Interpreting results
Broadly, this is an output of U.S. companies with a current market equity value above $10bn with a (30)% decrease in price per share over the last 52 week period. While the circumstances that push a company to meet these criteria are virtually infinite, typically the company is facing heightened profitability risks, competitive challenges, legal or regulatory risks, or other circumstances directly endangering the probability of future profits.
Every so often, we find a company that is facing temporary challenges and / or circumstantial headwinds. These instances warrant timely investigation and review.

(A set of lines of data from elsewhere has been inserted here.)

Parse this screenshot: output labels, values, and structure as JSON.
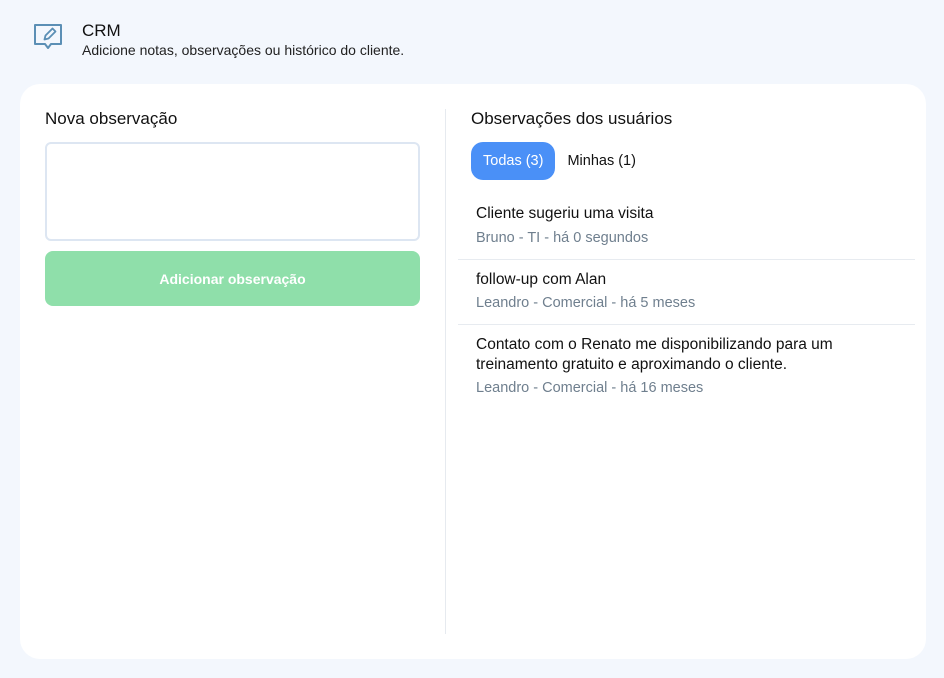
{
  "header": {
    "title": "CRM",
    "subtitle": "Adicione notas, observações ou histórico do cliente.",
    "icon": "edit-note-icon"
  },
  "left": {
    "title": "Nova observação",
    "textarea_value": "",
    "textarea_placeholder": "",
    "button_label": "Adicionar observação"
  },
  "right": {
    "title": "Observações dos usuários",
    "tabs": [
      {
        "label": "Todas (3)",
        "active": true
      },
      {
        "label": "Minhas (1)",
        "active": false
      }
    ],
    "items": [
      {
        "text": "Cliente sugeriu uma visita",
        "meta": "Bruno - TI - há 0 segundos"
      },
      {
        "text": "follow-up com Alan",
        "meta": "Leandro - Comercial - há 5 meses"
      },
      {
        "text": "Contato com o Renato me disponibilizando para um treinamento gratuito e aproximando o cliente.",
        "meta": "Leandro - Comercial - há 16 meses"
      }
    ]
  },
  "colors": {
    "accent": "#4a90f7",
    "button_disabled": "#8fdfaa",
    "meta_text": "#6f7f8e",
    "background": "#f3f7fd"
  }
}
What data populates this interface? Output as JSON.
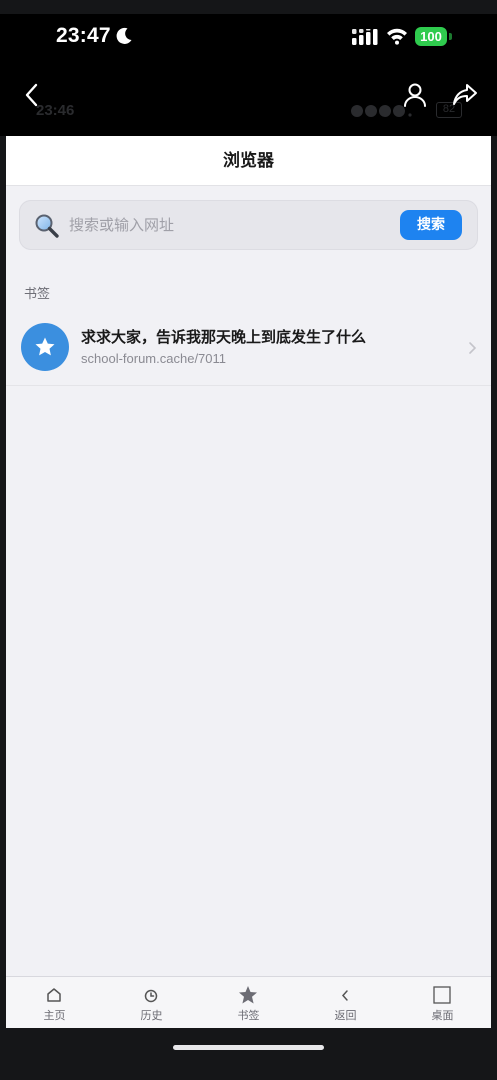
{
  "status_bar": {
    "time": "23:47",
    "battery": "100"
  },
  "header_ghost": {
    "time": "23:46",
    "battery": "82"
  },
  "browser": {
    "title": "浏览器",
    "search": {
      "placeholder": "搜索或输入网址",
      "button_label": "搜索"
    },
    "section_label": "书签",
    "bookmarks": [
      {
        "title": "求求大家，告诉我那天晚上到底发生了什么",
        "url": "school-forum.cache/7011"
      }
    ]
  },
  "bottom_nav": [
    {
      "label": "主页",
      "icon": "home-icon"
    },
    {
      "label": "历史",
      "icon": "clock-icon"
    },
    {
      "label": "书签",
      "icon": "star-icon"
    },
    {
      "label": "返回",
      "icon": "chevron-left-icon"
    },
    {
      "label": "桌面",
      "icon": "square-icon"
    }
  ],
  "colors": {
    "accent": "#1e83f0",
    "bookmark_avatar": "#3b8fdf",
    "battery": "#2fcb4e"
  }
}
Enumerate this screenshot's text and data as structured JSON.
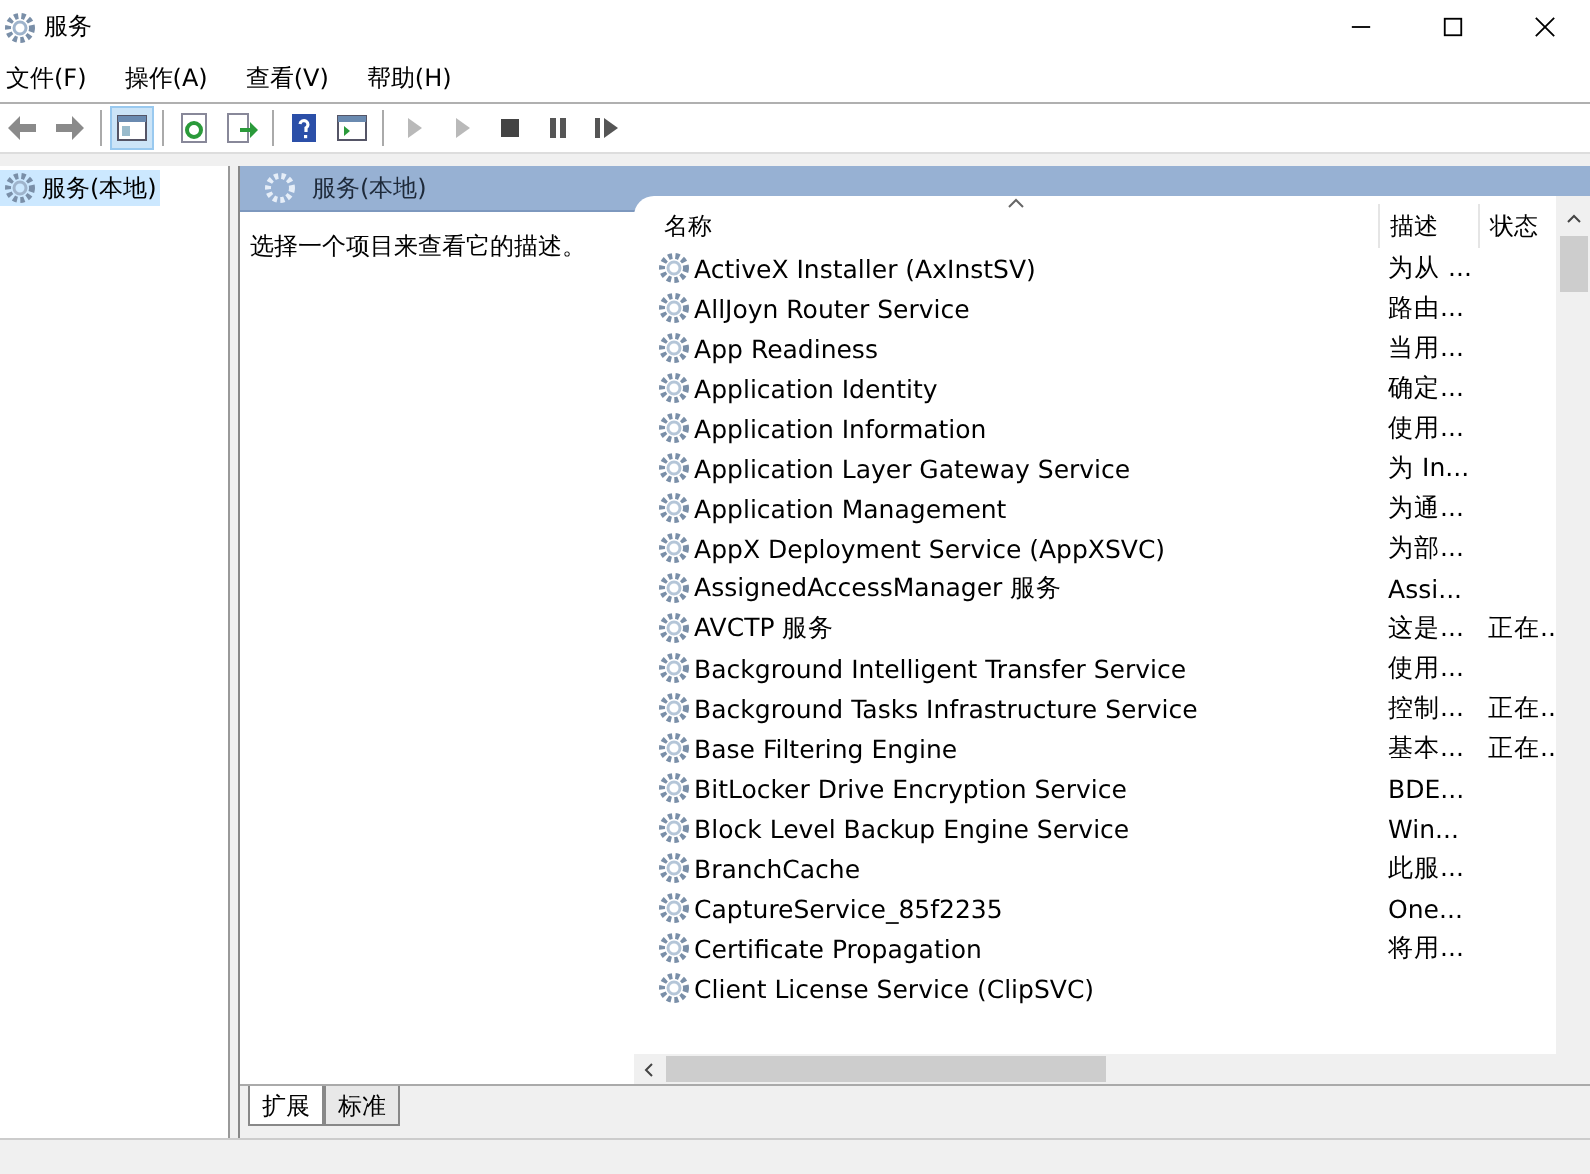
{
  "window": {
    "title": "服务"
  },
  "menu": [
    "文件(F)",
    "操作(A)",
    "查看(V)",
    "帮助(H)"
  ],
  "toolbar": [
    {
      "kind": "back",
      "pressed": false,
      "disabled": false
    },
    {
      "kind": "forward",
      "pressed": false,
      "disabled": false
    },
    {
      "kind": "sep"
    },
    {
      "kind": "tree",
      "pressed": true,
      "disabled": false
    },
    {
      "kind": "sep"
    },
    {
      "kind": "refresh",
      "pressed": false,
      "disabled": false
    },
    {
      "kind": "export",
      "pressed": false,
      "disabled": false
    },
    {
      "kind": "sep"
    },
    {
      "kind": "help",
      "pressed": false,
      "disabled": false
    },
    {
      "kind": "view",
      "pressed": false,
      "disabled": false
    },
    {
      "kind": "sep"
    },
    {
      "kind": "play",
      "pressed": false,
      "disabled": true
    },
    {
      "kind": "play",
      "pressed": false,
      "disabled": true
    },
    {
      "kind": "stop",
      "pressed": false,
      "disabled": false
    },
    {
      "kind": "pause",
      "pressed": false,
      "disabled": false
    },
    {
      "kind": "resume",
      "pressed": false,
      "disabled": false
    }
  ],
  "tree": [
    {
      "label": "服务(本地)",
      "selected": true
    }
  ],
  "panel": {
    "title": "服务(本地)",
    "hint": "选择一个项目来查看它的描述。"
  },
  "table": {
    "columns": [
      "名称",
      "描述",
      "状态"
    ],
    "rows": [
      {
        "name": "ActiveX Installer (AxInstSV)",
        "desc": "为从 ..."
      },
      {
        "name": "AllJoyn Router Service",
        "desc": "路由..."
      },
      {
        "name": "App Readiness",
        "desc": "当用..."
      },
      {
        "name": "Application Identity",
        "desc": "确定..."
      },
      {
        "name": "Application Information",
        "desc": "使用..."
      },
      {
        "name": "Application Layer Gateway Service",
        "desc": "为 In..."
      },
      {
        "name": "Application Management",
        "desc": "为通..."
      },
      {
        "name": "AppX Deployment Service (AppXSVC)",
        "desc": "为部..."
      },
      {
        "name": "AssignedAccessManager 服务",
        "desc": "Assi..."
      },
      {
        "name": "AVCTP 服务",
        "desc": "这是...",
        "status": "正在.."
      },
      {
        "name": "Background Intelligent Transfer Service",
        "desc": "使用..."
      },
      {
        "name": "Background Tasks Infrastructure Service",
        "desc": "控制...",
        "status": "正在.."
      },
      {
        "name": "Base Filtering Engine",
        "desc": "基本...",
        "status": "正在.."
      },
      {
        "name": "BitLocker Drive Encryption Service",
        "desc": "BDE..."
      },
      {
        "name": "Block Level Backup Engine Service",
        "desc": "Win..."
      },
      {
        "name": "BranchCache",
        "desc": "此服..."
      },
      {
        "name": "CaptureService_85f2235",
        "desc": "One..."
      },
      {
        "name": "Certificate Propagation",
        "desc": "将用..."
      },
      {
        "name": "Client License Service (ClipSVC)"
      }
    ]
  },
  "bottom_tabs": [
    {
      "label": "扩展",
      "selected": true
    },
    {
      "label": "标准",
      "selected": false
    }
  ]
}
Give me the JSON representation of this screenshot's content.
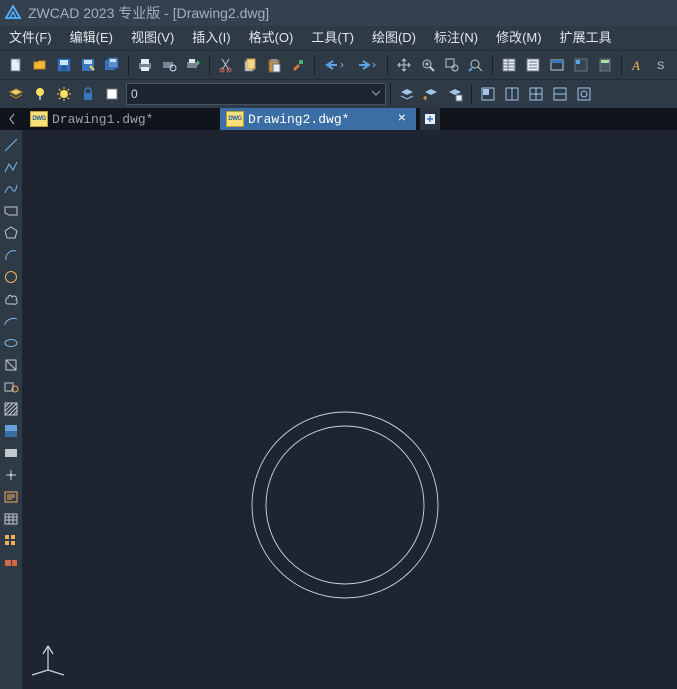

Why this screen can be helpful
We find watching this output over time, allows us to quickly identify potential companies or situations to investigate further, augments the weekly Value Line publication well, and keeps us informed on the less-loved corners of the public markets without having to watch misleading charts or spin our wheels on short-term market movements. We like to observe new entrants and subsequent exits to the list, over time, and share with our trusted readers.